Он не сомневался в успехе. Только случайность или чрезвычайные обстоятельства могли помешать им выполнить задуманное. Но никаких помех пока не было и, как ему казалось, не предвиделось. Они все сделали чисто. Никто не видел, когда они выехали. Ун не такой дурак, чтобы ехать старой дорогой. Он провел лошадь по воде, а на ней следов не остается. Склад они закрыли, а труп часового спрятали. Его можно искать хоть до конца жизни. А кровь смоет дождь. Летчики в казарме? Они тоже ничего не видели. Они перепились и горланили свои песни. А что им делать еще? Их ожидает последний полет. Их нагрузят бомбами, и они спикируют на палубы кораблей. Они сумасшедшие, эти летчики. У них у всех белые глаза… Часовой на плотине? Русский убьет его. Это не человек, а демон. Часовой у склада даже не вскрикнул, когда русский ударил его ножом. Так будет и на плотине. Никто не увидит их. Ночь. Солдаты спят, а когда бомбы взорвутся, Ун и русский будут уже далеко. Он отомстит за брата. И за всех тех, кого японцы утопили в ту страшную сентябрьскую ночь, воспоминания о которой преследуют его, как кошмар.
…Ун был третьим ребенком в семье. А всего детей было восемь, и, конечно, семье жилось нелегко. Но все же у них было свое жилье и крохотное поле, на котором они выращивали чумизу и гаолян. После работы все собирались в доме, ели лук и бобы, а потом женщины садились плести соломенные сандалии для продажи, а мужчины собирались у себя, чтобы покурить и послушать рассказы отца.
Так шли годы, и ничто не менялось в деревне, но однажды из города приехал чиновник и объявил о мобилизации.
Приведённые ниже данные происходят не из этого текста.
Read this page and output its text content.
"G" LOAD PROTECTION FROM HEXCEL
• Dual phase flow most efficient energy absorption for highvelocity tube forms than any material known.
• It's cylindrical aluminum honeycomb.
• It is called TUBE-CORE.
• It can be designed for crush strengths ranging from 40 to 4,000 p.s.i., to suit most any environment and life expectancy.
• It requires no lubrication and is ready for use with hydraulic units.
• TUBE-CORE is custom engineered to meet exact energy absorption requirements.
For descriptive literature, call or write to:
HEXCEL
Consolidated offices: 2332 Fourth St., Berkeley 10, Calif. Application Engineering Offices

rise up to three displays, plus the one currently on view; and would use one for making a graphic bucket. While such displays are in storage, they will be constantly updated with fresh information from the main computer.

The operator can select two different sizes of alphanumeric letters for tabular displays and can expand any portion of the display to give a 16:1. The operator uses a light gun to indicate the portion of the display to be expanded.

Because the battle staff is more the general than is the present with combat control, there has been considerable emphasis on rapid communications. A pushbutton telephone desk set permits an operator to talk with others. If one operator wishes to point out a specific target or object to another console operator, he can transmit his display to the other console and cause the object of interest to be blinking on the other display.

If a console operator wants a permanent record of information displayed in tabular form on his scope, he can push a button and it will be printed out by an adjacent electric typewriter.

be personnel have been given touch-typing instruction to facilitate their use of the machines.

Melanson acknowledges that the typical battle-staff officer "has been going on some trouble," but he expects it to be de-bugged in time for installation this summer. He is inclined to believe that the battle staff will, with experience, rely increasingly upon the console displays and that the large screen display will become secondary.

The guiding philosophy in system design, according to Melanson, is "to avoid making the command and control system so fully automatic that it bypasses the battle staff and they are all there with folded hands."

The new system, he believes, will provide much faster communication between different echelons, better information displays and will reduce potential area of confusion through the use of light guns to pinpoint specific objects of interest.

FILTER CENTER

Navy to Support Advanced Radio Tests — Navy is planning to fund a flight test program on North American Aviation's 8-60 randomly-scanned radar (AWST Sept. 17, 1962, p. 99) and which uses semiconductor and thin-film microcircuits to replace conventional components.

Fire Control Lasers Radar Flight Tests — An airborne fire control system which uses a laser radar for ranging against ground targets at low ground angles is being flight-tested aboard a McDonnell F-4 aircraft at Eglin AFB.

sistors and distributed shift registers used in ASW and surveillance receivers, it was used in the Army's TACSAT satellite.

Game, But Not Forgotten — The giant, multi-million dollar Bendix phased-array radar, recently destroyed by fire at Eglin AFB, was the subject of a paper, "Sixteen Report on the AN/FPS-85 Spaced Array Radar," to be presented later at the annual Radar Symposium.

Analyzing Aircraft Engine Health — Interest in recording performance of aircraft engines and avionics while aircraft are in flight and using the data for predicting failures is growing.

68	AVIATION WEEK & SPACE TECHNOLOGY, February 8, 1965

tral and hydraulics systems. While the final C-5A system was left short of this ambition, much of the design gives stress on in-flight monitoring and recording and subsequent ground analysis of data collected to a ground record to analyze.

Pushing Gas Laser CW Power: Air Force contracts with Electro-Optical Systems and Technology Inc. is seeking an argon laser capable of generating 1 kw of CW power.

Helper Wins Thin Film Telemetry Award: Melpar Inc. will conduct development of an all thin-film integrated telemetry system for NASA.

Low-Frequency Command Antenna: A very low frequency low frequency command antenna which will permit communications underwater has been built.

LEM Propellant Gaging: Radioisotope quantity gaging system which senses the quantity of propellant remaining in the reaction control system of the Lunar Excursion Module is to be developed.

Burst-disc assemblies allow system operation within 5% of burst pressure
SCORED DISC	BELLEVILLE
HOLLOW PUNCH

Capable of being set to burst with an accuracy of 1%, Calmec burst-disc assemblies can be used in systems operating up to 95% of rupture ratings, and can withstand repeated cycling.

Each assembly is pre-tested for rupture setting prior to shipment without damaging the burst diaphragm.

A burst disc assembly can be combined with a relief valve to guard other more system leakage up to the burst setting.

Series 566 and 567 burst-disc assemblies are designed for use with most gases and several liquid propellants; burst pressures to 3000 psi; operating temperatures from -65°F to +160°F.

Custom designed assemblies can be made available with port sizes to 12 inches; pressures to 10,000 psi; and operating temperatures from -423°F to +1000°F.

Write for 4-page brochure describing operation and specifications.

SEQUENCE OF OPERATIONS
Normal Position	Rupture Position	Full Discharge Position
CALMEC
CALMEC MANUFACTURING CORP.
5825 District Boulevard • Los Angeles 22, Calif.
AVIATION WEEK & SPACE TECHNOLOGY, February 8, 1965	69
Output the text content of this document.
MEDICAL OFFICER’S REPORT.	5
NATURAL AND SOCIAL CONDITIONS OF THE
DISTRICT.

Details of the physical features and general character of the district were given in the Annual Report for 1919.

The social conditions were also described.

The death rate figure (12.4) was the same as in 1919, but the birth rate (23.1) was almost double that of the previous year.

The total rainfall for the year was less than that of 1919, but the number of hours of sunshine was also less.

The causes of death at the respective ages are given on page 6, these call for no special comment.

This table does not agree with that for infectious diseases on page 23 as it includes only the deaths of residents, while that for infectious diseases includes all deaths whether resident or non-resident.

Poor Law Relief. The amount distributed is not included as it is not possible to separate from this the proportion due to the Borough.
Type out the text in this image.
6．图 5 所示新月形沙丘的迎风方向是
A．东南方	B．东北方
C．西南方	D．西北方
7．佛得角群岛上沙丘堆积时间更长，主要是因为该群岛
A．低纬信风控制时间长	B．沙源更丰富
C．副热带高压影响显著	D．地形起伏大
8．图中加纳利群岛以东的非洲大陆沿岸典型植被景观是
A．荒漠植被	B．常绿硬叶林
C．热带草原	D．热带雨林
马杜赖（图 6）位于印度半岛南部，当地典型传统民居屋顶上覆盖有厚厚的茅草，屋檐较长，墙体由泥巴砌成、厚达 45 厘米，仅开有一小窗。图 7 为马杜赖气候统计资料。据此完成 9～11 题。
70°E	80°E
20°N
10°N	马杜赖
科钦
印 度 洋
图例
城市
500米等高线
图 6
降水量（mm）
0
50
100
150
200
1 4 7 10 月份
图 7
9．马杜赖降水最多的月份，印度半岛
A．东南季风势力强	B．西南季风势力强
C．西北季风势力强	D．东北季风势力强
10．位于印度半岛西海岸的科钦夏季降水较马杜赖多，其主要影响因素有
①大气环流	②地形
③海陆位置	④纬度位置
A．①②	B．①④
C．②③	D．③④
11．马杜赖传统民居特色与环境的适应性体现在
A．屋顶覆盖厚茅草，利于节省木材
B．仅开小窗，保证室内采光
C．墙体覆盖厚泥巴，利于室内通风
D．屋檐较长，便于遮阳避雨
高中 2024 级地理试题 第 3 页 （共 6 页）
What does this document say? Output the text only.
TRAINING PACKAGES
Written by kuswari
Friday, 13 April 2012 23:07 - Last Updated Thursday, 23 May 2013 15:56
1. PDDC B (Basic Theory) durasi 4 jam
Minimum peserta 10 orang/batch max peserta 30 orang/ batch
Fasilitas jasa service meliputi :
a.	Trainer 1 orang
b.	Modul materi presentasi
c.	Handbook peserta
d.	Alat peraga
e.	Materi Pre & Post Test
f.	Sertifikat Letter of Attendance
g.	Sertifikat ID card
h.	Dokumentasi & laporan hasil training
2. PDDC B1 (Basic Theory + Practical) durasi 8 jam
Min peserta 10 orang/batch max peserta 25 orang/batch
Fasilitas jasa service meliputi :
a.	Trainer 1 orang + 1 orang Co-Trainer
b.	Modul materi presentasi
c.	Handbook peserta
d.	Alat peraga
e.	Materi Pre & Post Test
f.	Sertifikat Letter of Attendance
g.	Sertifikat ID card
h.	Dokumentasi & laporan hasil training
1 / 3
Япония готовилась к войне, и нужно было строить укрепления. На работы забирались все здоровые мужчины от восемнадцати до сорока пяти лет. Так Ун с братом оказались на островах.
Вместе с другими рабочими они долбили твердую как камень землю, рыли котлованы, пробивали тоннели и подземные переходы. Работали с утра и до вечера, и с утра и до вечера их охраняли молчаливые солдаты с короткими винтовками за спиной. Иногда на стройку приезжали какие-то военные, и в такие дни рабочим совсем не давали разогнуться.
Ночью в бараках кое-кто поговаривал, что надо бежать со стройки, но таких слушали с недоверием и опаской. Да и как можно было убежать с острова, когда кругом было море Единственное, чем утешали себя измученные непосильной работой люди, так это воспоминаниями о прежней жизни, которая теперь казалась им раем. Ун с братом спали па нарах рядом, и бывало, что всю ночь они проводили за разговорами о далеком доме, о сестрах и братьях, оставшихся в родной деревне.